Cloud Engineer · AI Automation Engineer · Quantization Gremlin
I build cloud systems, automate the boring parts, and squeeze absurd efficiency out of AI models. Into infra, agents, vLLM, local GPU rigs, and quantizations that make big models run where they probably shouldn’t.
SRT-introspect: Live Token-by-Token Readout of LLM Internal Reasoning
I have released SRT-introspect, a new public demonstration that makes the hidden reasoning process of a frozen large language model visible in real time.

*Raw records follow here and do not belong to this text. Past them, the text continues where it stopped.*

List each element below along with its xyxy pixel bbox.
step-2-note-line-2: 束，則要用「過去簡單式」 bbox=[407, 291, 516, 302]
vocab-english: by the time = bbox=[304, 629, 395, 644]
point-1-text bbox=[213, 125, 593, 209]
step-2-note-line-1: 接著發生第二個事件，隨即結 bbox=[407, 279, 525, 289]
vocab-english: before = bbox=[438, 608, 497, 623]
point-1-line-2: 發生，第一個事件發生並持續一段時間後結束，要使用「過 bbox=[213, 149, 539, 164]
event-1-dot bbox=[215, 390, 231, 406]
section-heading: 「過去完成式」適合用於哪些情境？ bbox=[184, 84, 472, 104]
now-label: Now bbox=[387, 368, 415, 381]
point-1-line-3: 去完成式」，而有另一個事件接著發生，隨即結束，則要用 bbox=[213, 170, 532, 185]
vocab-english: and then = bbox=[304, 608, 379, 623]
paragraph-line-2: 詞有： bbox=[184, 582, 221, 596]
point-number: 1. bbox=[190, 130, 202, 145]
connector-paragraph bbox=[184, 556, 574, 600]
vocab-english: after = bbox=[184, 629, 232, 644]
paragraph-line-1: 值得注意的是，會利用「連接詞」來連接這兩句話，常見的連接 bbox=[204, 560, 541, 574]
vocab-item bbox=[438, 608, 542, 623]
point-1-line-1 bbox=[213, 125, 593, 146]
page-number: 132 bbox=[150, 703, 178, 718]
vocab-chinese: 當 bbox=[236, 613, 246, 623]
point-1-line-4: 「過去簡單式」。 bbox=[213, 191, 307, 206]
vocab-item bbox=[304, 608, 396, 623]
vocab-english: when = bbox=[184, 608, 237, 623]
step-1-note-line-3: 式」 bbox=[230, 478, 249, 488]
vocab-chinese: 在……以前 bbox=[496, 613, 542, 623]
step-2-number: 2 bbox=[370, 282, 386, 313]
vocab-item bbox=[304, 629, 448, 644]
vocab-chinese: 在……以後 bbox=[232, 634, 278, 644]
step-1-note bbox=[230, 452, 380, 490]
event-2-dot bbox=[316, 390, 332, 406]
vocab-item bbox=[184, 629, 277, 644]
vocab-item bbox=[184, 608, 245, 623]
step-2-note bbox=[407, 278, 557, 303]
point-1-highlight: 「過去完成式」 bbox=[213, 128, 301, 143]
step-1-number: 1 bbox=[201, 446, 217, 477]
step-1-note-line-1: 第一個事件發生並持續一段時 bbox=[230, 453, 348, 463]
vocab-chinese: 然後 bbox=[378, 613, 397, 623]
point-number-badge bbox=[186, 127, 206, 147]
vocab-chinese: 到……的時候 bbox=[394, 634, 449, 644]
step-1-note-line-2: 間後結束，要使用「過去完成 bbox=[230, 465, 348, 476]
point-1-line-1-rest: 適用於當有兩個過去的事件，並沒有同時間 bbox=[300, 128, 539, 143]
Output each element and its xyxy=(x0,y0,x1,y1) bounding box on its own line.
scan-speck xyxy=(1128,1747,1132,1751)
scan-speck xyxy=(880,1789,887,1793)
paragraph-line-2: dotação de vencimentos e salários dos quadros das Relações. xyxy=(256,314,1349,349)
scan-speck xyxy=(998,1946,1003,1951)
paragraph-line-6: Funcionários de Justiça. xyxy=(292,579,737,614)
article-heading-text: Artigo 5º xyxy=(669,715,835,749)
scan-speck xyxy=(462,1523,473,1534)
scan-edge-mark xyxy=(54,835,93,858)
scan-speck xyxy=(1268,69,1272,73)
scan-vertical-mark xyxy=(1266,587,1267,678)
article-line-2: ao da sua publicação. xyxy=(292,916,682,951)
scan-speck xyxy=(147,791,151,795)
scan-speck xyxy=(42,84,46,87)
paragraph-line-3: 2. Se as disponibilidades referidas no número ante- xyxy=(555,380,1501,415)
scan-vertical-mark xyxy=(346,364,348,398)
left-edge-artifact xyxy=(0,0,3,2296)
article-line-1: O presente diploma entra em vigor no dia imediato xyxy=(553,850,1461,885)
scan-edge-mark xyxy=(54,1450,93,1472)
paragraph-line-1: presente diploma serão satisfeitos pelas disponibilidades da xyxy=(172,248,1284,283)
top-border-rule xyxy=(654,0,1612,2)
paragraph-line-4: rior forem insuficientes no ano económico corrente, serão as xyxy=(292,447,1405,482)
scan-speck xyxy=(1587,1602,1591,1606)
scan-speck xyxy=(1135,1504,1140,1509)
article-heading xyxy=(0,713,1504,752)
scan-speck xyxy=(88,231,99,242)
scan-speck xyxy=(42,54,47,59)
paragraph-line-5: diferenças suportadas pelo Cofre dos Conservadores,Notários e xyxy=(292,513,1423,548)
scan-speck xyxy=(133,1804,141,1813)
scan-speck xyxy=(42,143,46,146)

The interface runs a Qwen-2.5-7B backbone equipped with the SRT Adapter and Activation Verbalizer. As the model generates each token, the system continuously measures divergence across attention heads, identifies high-signal moments, and translates the corresponding hidden-state object representations into natural-language verbalizations. You see exactly what the model is internally representing at the precise points where its computation is most active, complete with divergence scores, reflexivity estimates, and per-layer traces.
This is not a summary of the final output. It is a direct window into the model’s latent conceptual landscape, showing the dominant training-data attractors that activate even when the prompt asks for first-principles reasoning. The adaptive scheduler concentrates verbalizations precisely where the real internal work occurs, turning what used to be opaque black-box generation into observable, analyzable data.
The result is the clearest public demonstration yet that modern LLMs possess a rich, structured semiotic infrastructure that can now be audited without retraining or fine-tuning.